Closed bji closed 12 years ago

bji commented 12 years ago

Hi there, I was told that the best way to contact 'maister', who would be able to address questions about libretro, is via an Issue on this project. So here I go ...

I'm planning on implementing a libretro wrapper around libmame, as per some email discussions. I think that all of my questions have been answered in the emails and IRC chat (and also by reading the up-to-date libretro.h file instead of the old crufty one I had been referencing!), but there is one important issue that needs to have full clarity.

Can you please confirm my understanding that the libretro design is such that the caller to retro_run() is expected to run at whatever rate the frontend wants to (probably dictated by waiting for vertical refresh intervals on the display), and the libretro implementation is supposed to always call back with the frame that should be rendered at that moment?

So if the emulated game originally ran at 59.97 Hz, and retro_run() is being called at 60 Hz, it is the responsibility of the libretro implementation to occasionally deliver the same frame of video twice (and skip a frame of audio) in order to match the emulated game's frame rate? And likewise, if the original game ran at 61 Hz and retro_run() is being called at 60 Hz, it is the responsibility of libretro to occasionally drop frames of video internally in order to match the emulated game's frame rate?

If so, can you please explain what RETRO_ENVIRONMENT_GET_CAN_DUPE is for, as I don't understand what it would do in this design. Thank you!

Themaister commented 12 years ago

libretro is designed to be time-invariant, i.e. it is up to the frontend to call retro_run() at a suitable interval (usually by vsync/audio blocking). The libretro implementation should step exactly one frame internally, and callback the video frame along with audio generated during that frame. All considerations to timing etc are made by the frontend.

The libretro implementation cannot render frames behind the frontends back. Generated output of the implementation must be exact no matter how long time there is in-between frames (in the real time). Note that the frontend has complete control over the real time.

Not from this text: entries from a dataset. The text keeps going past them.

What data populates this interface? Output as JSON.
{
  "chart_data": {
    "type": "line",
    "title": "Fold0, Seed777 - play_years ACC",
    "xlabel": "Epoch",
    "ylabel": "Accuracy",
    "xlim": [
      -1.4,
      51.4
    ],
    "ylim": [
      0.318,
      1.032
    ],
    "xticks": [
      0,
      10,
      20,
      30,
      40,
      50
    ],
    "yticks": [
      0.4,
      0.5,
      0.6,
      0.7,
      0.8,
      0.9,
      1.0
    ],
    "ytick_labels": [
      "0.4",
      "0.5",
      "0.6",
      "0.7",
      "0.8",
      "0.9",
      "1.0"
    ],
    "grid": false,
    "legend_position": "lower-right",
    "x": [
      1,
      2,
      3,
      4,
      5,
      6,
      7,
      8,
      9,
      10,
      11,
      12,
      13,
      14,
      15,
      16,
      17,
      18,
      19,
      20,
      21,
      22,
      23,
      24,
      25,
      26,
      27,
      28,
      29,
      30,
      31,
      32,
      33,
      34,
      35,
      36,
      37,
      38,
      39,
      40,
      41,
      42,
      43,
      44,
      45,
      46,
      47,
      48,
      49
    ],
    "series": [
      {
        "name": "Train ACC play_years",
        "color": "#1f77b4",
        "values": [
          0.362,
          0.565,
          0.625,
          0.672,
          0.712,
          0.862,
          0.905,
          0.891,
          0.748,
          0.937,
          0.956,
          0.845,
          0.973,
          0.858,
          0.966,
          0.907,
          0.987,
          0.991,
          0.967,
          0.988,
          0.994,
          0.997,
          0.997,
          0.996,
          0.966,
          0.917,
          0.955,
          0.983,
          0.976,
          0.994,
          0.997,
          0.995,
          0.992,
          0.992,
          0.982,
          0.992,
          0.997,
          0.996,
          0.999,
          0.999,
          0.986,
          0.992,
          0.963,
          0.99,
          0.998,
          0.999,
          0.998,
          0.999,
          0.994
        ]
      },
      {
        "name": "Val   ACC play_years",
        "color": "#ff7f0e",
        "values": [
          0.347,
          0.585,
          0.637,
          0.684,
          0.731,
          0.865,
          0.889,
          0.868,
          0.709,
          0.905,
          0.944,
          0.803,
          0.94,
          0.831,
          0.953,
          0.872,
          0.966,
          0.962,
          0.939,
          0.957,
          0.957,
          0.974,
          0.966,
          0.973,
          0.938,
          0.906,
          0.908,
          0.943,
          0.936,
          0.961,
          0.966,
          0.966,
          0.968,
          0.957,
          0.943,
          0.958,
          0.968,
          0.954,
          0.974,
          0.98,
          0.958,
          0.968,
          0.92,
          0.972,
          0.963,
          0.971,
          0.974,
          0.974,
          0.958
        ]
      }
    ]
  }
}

Since in mame you have to run it in its own main loop, I suggest a mechanism where you unlock the mame thread in retro_run(), and lock it when a new frame has been generated. This is essentially a cothread mechanism. I tried this with iMame, and it seemed to work just fine.

GET_CAN_DUPE is for cases when a libretro implementation generates two exact frames after each other, typically GameBoy does this. Normally, we don't care about rendering that duped frame as it's already on the screen, but FFmpeg recording must pick up this duped frame to maintain sync. In this case, NULL is passed to the video callback. You must explicitly check that you can use this NULL mechanism, as some frontends will probably not treat this NULL correctly and crash. It will probably be guaranteed to be present when libretro API is updated to v2.

bji commented 12 years ago

Just curious, how does the front end ensure that it calls retro_run() at the correct rate if that rate doesn't match the vertical refresh rate of the display?

For example, what does the frontend do to handle a 59.97 Hz emulator on a 60.0 Hz display? Does it internally track the video frame clock of the emulator and skip/duplicate frames on the display device as necessary?

Themaister commented 12 years ago

If monitor is 60 Hz, and game is 59.97 Hz, the game is simply run as if it was 60 Hz if it's synced against vblank. Sampling rate is compensated by the same amount. If you disable vsync, it is synced on audio anyways. Adjustments like these are done if monitor refresh rate and game refresh rate are sufficiently close.